My project is looking at a drug type X in disease Y, so picking a target, generating a few lead molecules, validating them in the lab etc, and I work in non-clinical drug development so it all fits. My question is this: although my project has been agreed upon during the application, how much can it change? I.e. can I remove the lab based part and just analyse previous generated data and do more computational predictions? My plan would be to review theories on the cause of disease Y, review current drugs on the market for the disease (only 4), review clinical trial failures and successes, review the new drug type I would be looking at and it's current successes (1 drug licensed by FDA) and failures, then predict what targets the new drug type may work against, biomarkers that could be used in non-clinical assessment etc etc

I know the final answer lies with my supervisor, but would that be enough original content to gain a PhD? I don't feel like it would, but right now if my work supervisor doesn't change, I'm not entirely sure I'll be able to complete my project.

P

It sounds to me like you are asking whether you should compromise your PhD ambitions to suit your employer's needs.

It also sounds like you are prepared to accept that your work supervisor has the final say on whether you do a PhD at all.

Is that really what you want to do? Do you really want to hand this much control of your life over to someone else who has no interest in what you want?

Is quitting your job and going full time on the PhD not an option for you?

Do you have your work supervisor's initial support in writing? If so make them justify why they changed their mind and show you can't be pushed around.
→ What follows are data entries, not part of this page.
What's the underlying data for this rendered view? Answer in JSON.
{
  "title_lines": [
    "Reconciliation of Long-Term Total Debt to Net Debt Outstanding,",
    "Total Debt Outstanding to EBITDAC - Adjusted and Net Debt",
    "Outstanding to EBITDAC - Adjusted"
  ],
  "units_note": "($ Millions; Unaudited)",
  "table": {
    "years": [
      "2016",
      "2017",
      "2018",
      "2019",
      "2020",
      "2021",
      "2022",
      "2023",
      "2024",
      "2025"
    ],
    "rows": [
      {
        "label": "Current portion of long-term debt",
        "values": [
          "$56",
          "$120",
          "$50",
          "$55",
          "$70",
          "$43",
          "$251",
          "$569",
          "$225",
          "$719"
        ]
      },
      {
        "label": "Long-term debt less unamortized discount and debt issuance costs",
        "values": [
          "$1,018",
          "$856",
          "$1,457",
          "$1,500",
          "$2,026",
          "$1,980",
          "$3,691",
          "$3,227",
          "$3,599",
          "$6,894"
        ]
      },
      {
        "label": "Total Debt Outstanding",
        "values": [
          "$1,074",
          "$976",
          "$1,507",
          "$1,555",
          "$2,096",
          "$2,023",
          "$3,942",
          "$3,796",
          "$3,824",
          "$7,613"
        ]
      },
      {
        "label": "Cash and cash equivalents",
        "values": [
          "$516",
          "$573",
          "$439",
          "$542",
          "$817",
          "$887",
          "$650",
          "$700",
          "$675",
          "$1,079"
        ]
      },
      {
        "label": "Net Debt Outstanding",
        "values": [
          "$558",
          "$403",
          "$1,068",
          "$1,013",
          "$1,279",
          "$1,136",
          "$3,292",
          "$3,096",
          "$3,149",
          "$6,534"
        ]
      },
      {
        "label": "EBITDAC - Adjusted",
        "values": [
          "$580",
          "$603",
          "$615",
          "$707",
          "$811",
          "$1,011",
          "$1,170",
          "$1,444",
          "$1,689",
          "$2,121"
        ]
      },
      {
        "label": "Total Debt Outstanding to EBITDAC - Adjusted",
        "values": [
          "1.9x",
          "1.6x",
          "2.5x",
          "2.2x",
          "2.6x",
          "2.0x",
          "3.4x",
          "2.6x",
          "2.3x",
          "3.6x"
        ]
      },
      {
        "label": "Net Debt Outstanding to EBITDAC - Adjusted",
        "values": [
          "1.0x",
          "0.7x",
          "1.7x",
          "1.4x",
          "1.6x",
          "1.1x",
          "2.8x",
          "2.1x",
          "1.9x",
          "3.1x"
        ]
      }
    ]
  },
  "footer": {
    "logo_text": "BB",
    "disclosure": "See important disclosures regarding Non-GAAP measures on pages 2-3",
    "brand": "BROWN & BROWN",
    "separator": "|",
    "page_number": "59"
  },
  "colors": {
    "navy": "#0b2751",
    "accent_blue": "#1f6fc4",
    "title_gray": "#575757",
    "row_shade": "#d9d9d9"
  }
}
Officially request reduced working hours to do lab work or ask for a compromise option. I just wouldn't let them kill your PhD options on a whim.

I am doing mostly experimental engineering and I might be biased but raw data is king. Raw data gives you more options and you can analyse it as you see you see fit. If your analysis is wrong you don't have to start again as you have raw data. You just need to chose the experimental method correctly and do it correctly. In my opinion modelling and review based papers are a bit more subjective that can be more easily criticised. Not saying they are bad but a paper of reviews and models of others people data might not be easier in the long run.